J-100Jeux d’influence entre Fédérations pour la désignation des porte-drapeaux

JO Paris 2024 : Jeux d’influence entre Fédérations pour la désignation des porte-drapeaux

J-100Cette année encore plus que pour les précédentes éditions des Jeux, la bataille s’annonce intense pour conduire la délégation française lors de la cérémonie d’ouverture
Florent Manaudou, Mélina Robert-Michon, Romane Dicko et Kevin Mayer (de g. à dr.) pourraient être porte-drapeaux de la délégation française lors de la cérémonie d'ouverture des JO de Paris, le 26 juillet 2024.
Florent Manaudou, Mélina Robert-Michon, Romane Dicko et Kevin Mayer (de g. à dr.) pourraient être porte-drapeaux de la délégation française lors de la cérémonie d'ouverture des JO de Paris, le 26 juillet 2024.  - Montage 20 Minutes / SIPA
Nicolas Camus

Nicolas Camus

L'essentiel

  • Depuis le 1er avril et jusqu’au 31 mai, les Fédérations peuvent envoyer au CNOSF les noms de deux athlètes (un homme et une femme) candidats pour le rôle de porte-drapeau lors de la cérémonie d’ouverture des Jeux, le 26 juillet prochain à Paris.
  • Si certains grands noms ne peuvent postuler au vu des critères annoncés, d’autres sont d’ores et déjà candidats ou ont laissé entendre qu’ils étaient intéressés.
  • Du côté des Fédérations, on se dit prêts à aider ses champions et championnes, même si pour certaines l’échéance semble encore un peu lointaines.
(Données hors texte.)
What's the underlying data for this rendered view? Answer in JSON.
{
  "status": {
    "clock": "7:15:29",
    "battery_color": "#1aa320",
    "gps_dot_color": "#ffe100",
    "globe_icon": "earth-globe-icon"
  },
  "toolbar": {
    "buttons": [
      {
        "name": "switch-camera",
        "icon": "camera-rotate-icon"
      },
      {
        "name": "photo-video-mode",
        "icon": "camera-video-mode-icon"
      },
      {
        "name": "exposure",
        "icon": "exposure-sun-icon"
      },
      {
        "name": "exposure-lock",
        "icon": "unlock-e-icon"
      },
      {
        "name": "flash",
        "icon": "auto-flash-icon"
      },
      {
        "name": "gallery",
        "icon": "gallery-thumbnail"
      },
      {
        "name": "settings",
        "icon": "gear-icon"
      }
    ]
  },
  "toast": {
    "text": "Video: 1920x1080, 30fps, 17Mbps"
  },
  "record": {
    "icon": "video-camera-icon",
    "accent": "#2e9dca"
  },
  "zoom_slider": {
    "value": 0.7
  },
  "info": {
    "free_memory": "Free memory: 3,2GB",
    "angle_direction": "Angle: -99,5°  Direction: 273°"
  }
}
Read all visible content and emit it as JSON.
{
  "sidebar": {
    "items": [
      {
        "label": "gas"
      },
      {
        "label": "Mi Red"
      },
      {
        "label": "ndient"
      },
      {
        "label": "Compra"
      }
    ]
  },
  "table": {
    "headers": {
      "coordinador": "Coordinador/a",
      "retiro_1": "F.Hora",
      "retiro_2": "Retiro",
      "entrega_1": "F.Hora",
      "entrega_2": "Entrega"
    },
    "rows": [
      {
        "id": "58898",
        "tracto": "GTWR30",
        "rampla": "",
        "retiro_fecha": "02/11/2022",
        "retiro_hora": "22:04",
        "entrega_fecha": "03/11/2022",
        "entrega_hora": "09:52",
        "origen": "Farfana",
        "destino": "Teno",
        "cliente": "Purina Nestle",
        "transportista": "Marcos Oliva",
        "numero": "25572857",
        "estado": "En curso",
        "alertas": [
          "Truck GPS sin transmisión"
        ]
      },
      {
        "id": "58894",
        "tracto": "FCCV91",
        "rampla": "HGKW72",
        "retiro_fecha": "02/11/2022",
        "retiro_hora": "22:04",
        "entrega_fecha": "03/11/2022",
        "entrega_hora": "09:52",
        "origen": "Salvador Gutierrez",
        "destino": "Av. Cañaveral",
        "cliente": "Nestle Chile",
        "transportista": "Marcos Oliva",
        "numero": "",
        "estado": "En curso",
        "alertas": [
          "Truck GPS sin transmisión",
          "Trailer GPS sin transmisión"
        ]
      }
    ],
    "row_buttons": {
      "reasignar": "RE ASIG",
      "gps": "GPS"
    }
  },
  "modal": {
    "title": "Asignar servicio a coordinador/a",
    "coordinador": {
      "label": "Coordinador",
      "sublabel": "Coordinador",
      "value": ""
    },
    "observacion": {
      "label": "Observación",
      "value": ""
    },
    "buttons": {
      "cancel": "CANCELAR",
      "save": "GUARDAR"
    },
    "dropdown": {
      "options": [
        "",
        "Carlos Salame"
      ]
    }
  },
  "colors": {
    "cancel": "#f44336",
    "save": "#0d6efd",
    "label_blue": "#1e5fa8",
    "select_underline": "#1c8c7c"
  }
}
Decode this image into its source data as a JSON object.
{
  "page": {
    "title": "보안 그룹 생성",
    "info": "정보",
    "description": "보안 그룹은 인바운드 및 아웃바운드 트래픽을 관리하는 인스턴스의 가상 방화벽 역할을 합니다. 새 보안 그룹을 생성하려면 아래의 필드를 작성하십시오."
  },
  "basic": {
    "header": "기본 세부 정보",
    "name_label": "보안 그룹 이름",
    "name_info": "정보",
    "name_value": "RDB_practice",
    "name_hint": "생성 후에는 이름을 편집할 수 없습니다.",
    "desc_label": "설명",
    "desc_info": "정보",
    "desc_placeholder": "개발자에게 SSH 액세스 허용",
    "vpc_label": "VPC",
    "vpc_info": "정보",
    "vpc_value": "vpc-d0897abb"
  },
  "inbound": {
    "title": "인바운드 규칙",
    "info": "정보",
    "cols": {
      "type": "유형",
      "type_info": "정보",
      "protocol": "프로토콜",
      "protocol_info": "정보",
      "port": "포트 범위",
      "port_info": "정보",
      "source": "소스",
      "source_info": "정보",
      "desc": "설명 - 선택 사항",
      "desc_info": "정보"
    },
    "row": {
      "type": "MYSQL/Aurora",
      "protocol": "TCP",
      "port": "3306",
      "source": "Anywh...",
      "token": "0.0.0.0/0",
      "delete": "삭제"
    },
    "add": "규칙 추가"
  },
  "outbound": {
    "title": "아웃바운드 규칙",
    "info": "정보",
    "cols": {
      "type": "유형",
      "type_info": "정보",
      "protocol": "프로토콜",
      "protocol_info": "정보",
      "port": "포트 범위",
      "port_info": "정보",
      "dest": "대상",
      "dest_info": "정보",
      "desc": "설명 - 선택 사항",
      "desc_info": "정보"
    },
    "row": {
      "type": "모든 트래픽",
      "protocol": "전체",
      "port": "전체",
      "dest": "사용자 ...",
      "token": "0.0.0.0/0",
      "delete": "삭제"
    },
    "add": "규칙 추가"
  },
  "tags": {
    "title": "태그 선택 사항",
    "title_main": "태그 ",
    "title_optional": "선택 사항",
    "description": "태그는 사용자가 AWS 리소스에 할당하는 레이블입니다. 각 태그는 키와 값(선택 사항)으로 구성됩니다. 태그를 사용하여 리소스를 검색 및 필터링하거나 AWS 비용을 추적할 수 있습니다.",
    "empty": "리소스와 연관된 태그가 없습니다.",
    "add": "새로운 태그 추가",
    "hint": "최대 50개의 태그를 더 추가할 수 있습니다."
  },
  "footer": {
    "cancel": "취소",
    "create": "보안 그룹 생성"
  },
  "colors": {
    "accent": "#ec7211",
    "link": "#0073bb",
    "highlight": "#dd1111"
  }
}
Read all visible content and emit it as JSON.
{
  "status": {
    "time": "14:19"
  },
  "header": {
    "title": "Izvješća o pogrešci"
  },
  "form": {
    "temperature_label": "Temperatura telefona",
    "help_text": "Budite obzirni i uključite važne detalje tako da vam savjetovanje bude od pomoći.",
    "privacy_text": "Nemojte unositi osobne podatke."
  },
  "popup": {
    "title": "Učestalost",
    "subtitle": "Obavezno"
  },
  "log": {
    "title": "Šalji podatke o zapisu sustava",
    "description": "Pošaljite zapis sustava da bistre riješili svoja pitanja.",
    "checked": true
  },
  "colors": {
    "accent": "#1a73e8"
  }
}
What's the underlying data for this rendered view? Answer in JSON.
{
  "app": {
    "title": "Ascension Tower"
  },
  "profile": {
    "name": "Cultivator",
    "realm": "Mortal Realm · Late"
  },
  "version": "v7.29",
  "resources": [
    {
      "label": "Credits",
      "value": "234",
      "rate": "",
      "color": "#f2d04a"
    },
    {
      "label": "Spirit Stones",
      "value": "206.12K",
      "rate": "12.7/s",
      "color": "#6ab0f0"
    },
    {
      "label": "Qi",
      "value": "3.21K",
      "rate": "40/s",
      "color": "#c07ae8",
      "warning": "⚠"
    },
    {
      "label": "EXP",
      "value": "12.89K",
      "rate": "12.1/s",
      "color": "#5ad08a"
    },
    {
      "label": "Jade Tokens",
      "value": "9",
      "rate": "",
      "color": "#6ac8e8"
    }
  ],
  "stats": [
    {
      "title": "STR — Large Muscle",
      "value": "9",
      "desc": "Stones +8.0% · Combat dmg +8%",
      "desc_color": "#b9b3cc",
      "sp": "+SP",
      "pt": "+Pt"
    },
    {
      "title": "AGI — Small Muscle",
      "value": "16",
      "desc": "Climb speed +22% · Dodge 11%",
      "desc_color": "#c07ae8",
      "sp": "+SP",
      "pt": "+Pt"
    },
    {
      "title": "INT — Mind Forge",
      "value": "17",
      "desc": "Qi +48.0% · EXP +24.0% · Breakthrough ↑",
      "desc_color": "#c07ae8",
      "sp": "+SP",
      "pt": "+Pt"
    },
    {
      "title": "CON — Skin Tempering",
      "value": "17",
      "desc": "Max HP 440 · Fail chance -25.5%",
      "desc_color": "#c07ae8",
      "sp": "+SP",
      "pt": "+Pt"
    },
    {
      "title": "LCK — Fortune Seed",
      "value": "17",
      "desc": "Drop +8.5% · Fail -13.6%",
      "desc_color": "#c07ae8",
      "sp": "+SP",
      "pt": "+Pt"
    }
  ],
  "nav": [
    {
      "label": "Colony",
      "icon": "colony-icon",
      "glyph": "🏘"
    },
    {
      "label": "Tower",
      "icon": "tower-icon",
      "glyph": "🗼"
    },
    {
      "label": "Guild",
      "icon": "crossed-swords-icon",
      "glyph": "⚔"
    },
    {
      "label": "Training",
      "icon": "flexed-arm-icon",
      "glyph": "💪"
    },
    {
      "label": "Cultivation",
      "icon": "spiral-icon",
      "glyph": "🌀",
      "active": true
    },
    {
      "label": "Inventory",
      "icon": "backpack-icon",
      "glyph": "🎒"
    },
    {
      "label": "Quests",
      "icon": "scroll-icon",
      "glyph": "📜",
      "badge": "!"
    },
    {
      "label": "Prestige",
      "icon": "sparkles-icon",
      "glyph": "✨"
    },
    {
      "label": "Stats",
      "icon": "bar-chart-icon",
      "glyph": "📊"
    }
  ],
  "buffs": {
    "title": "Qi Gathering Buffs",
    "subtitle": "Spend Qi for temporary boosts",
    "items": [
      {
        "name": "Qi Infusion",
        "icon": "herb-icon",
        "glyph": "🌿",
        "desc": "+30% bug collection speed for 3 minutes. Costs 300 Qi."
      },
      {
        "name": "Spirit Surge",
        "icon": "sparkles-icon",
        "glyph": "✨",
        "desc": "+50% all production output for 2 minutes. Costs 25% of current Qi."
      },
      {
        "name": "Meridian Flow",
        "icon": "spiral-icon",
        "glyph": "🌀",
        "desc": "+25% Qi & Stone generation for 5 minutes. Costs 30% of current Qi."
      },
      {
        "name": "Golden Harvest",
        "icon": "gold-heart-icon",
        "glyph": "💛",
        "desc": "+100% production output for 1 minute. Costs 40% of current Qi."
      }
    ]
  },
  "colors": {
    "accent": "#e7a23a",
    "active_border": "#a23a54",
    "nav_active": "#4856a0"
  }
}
Pour l’instant, on entend surtout ceux qui sont déçus de ne pas pouvoir l’être, ou que la fonction n’intéresse pas plus que ça. Rien d’anormal, la course pour être le ou la porte-drapeau de la délégation française lors de la cérémonie d’ouverture des JO de Paris ne fait que commencer. Les Fédérations ont jusqu’au 31 mai pour faire remonter les noms des athlètes candidats auprès du Comité national olympique et sportif français (CNOSF), qui organisera ensuite le vote pour désigner les heureux élus – un homme et une femme.

Lobbying à deux vitesses ?

Il n’empêche qu’en coulisses, ça s’agite déjà. Etre porte-drapeau aux JO est perçu comme un honneur, une récompense symbolique de ses accomplissements pour le sport français, alors pour des Jeux à la maison, ce sentiment est décuplé. Il n’y a qu’à voir les réactions à l’annonce des critères érigés par le CNOSF, le mois dernier, pour se rendre compte à quel point le sujet peut être sensible. Certains grands noms n’ont pas caché leur déception, voire leur colère, à l’image de Clarisse Agbegnenou, qui ne peut y prétendre car elle a déjà rempli la fonction à Tokyo.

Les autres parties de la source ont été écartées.